Recently
there were two left unity meetings, which the IRSP
attended. The first on the second of October was a
public meeting, which the IRSP only found out was
on, by accident. We received no formal or informal
invitations. This despite the fact that last year
we had been part of a group called the Social Forum
which had reached some tentative agreements on possible
policy areas and which involved wide strata of left
opinion including representatives of some Protestant
working class views. Unfortunately those meetings
fizzled out.
Then
the SWP, which had been involved in the Social Forum,
arranged a series of closed meetings with other groups
out of which emerged the suggested programme which
were published in The Plough No. 8. At no time we
understand was the suggested programme put to a vote,
nor was it agreed at the first public meeting. But
at the second meeting involving a small number of
delegates when the programme was questioned by the
IRSP we were told it was not for changing.
At
the meeting it emerged that Communist Party of Ireland
gave a qualified no to Left Unity candidates
but individual members of the party could get involved
in a Left Unity campaign if they wished. The Derry
Trades and Environmental group a front group for the
SWP, fully supported the project and said that it
should be as broad as possible both geographically
and the left political spectrum. The Workers' Party
gave a general welcome but they were concerned that
there is not enough time to do this prior to a November
election. They also brought up the idea of a socialist
forum to discuss matters of mutual interest. WP had
already selected candidates for the forthcoming election
and expressed a view that the European Elections may
offer a better opportunity for Left Unity. The Socialist
Workers' Party were fully behind the initiative while
the Official Republican Movement (ORM) were in broad
support, but unsure as to how it would work and the
timescale involved. No decisions were taken, No votes
were taken, and meeting broke up in an uncertain fashion
with no date set for next meeting.
The
position of the IRSP is very clear. While left unity
is desirable it cannot be rushed through just to satisfy
the electoral ambitions of some people. How can there
be unity when there were pro and anti-Good Friday
Agreement Parties. For example how could the IRSP/Left
Alternative (anti-Agreement) call for a vote for the
WP (Left Alternative (pro-Agreement) without losing
all credibility?

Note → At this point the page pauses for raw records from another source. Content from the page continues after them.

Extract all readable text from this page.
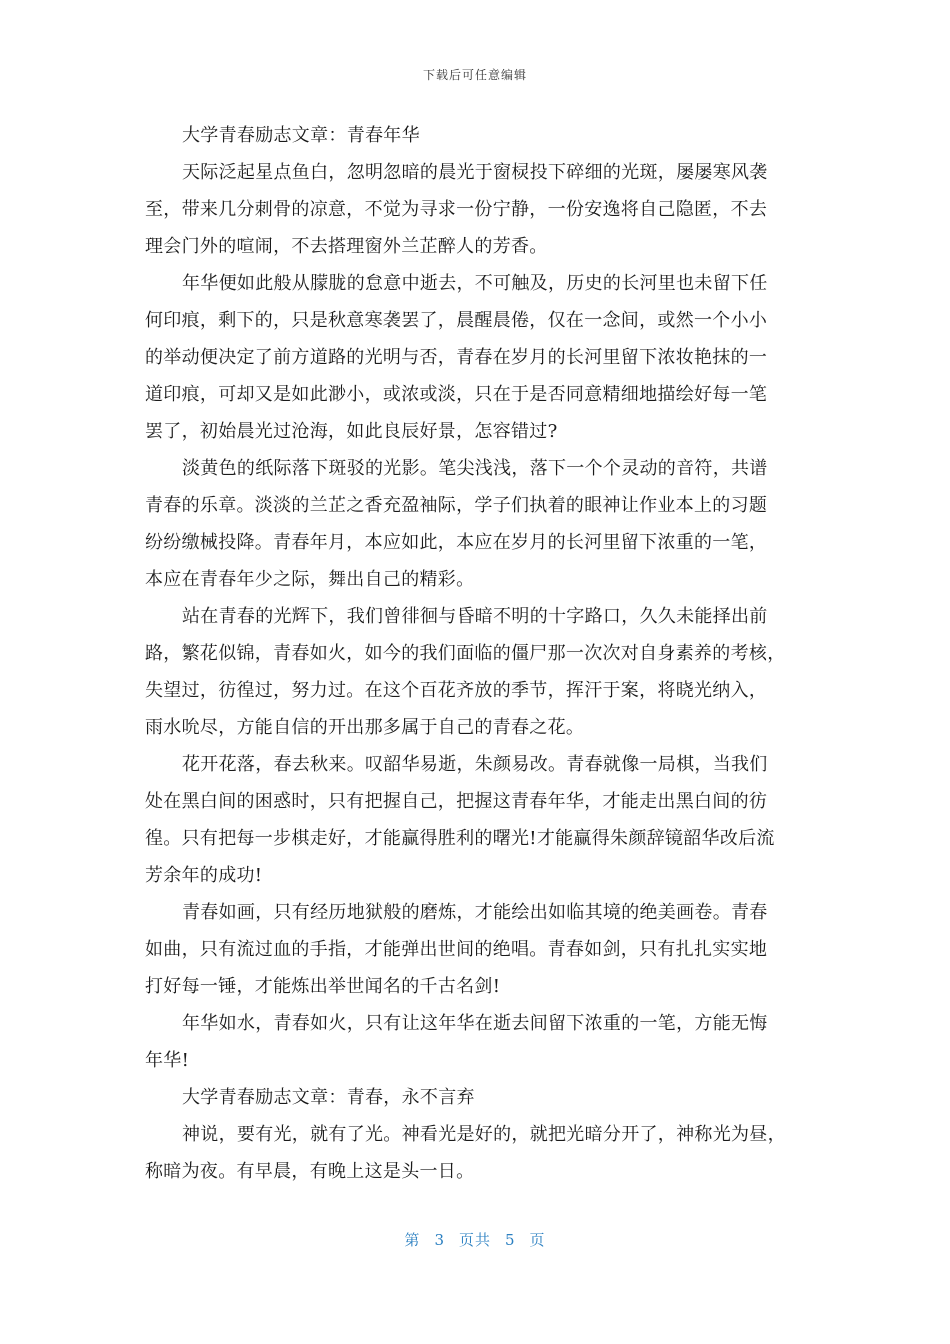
下载后可任意编辑
大学青春励志文章：青春年华
天际泛起星点鱼白，忽明忽暗的晨光于窗棂投下碎细的光斑，屡屡寒风袭
至，带来几分刺骨的凉意，不觉为寻求一份宁静，一份安逸将自己隐匿，不去
理会门外的喧闹，不去搭理窗外兰芷醉人的芳香。
年华便如此般从朦胧的怠意中逝去，不可触及，历史的长河里也未留下任
何印痕，剩下的，只是秋意寒袭罢了，晨醒晨倦，仅在一念间，或然一个小小
的举动便决定了前方道路的光明与否，青春在岁月的长河里留下浓妆艳抹的一
道印痕，可却又是如此渺小，或浓或淡，只在于是否同意精细地描绘好每一笔
罢了，初始晨光过沧海，如此良辰好景，怎容错过?
淡黄色的纸际落下斑驳的光影。笔尖浅浅，落下一个个灵动的音符，共谱
青春的乐章。淡淡的兰芷之香充盈袖际，学子们执着的眼神让作业本上的习题
纷纷缴械投降。青春年月，本应如此，本应在岁月的长河里留下浓重的一笔，
本应在青春年少之际，舞出自己的精彩。
站在青春的光辉下，我们曾徘徊与昏暗不明的十字路口，久久未能择出前
路，繁花似锦，青春如火，如今的我们面临的僵尸那一次次对自身素养的考核，
失望过，彷徨过，努力过。在这个百花齐放的季节，挥汗于案，将晓光纳入，
雨水吮尽，方能自信的开出那多属于自己的青春之花。
花开花落，春去秋来。叹韶华易逝，朱颜易改。青春就像一局棋，当我们
处在黑白间的困惑时，只有把握自己，把握这青春年华，才能走出黑白间的彷
徨。只有把每一步棋走好，才能赢得胜利的曙光!才能赢得朱颜辞镜韶华改后流
芳余年的成功!
青春如画，只有经历地狱般的磨炼，才能绘出如临其境的绝美画卷。青春
如曲，只有流过血的手指，才能弹出世间的绝唱。青春如剑，只有扎扎实实地
打好每一锤，才能炼出举世闻名的千古名剑!
年华如水，青春如火，只有让这年华在逝去间留下浓重的一笔，方能无悔
年华!
大学青春励志文章：青春，永不言弃
神说，要有光，就有了光。神看光是好的，就把光暗分开了，神称光为昼，
称暗为夜。有早晨，有晚上这是头一日。
第 3 页共 5 页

The people are not stupid. They would
see the Left Alternative for what it is: an ill thought
out attempt to cobble together an unprincipled alliance
to maximise a 'left' vote. The reality is that on
the ground the left has not done the steady persistent
class work that would establish its credibility with
the working class. When members of the Workers Party
cannot even acknowledge the presence of members of
the ORM at a left unity meeting then the basis for
their co-operation is not the interests of the mass
of the working class but the particular interests
in one sect of the left.
Furthermore
any alliance that tries to cover its position on the
national question and fool the masses is doomed to
failure. Seamus Costello drew on both the experience
and teachings of James Connolly in his approach to
the problem of "loyalism" among the Belfast
Protestant working class. When questioned in March
1975 about co-operation with representatives of the
Protestant workers on immediate issues "which
would appear to unite the people," he defined
his position clearly and succinctly:
Connolly
had to face exactly the same predicament. In Belfast
prior to 1916, you had people who classified themselves
as socialists and who were also interested in ending
British rule in Ireland. Their approach to the Protestant
working class was on the basis of limited and immediate
issues. One of the principal issues, which affected
both sections of the working class, was the question
of whether or not they could get gas and water into
their houses. "Some very militant campaigns
were engaged in on these two demands - gas and water
for the houses in the working class districts. Republicans
and socialists were involved in this campaign on
the basis that this was the way to unite the working
class. At the same time, these republicans and socialists
refused point blank to mention or even discuss the
national question with the Protestant working class,
on the grounds that if they did, the Protestant
working class wouldn't listen to them and that they
would lose their co operation on the issue of gas
and water for the houses. Connolly was totally in
opposition to this approach. He categorised them
as gas and water socialists. Today in Belfast we
have what we call ring-road socialists. They are
exactly the same type of people. They are, in fact,
the leadership of the Official Republican Movement
in Belfast. We maintain that any co-operation with
the Protestant working class must be on the basis
of a principled political position. It must be on
the basis of explaining fully to the Protestant
working class what all our policies are, not just
our policy on the ring road. We must try and politicise
them, simultaneously with conducting a political
campaign to get rid of Britain. It will be primarily
an educational function, or an educational campaign
directed towards Protestants in the hope at least
that some significant section of the Protestant
working class will understand.
We
are for unity-class unity class struggle and the struggle
against Imperialism. That's the basis the IRSP will
enter into electoral alliances and only when we have
established a clear consistent record of mass work.
As Bertie might say: much done - much to be done.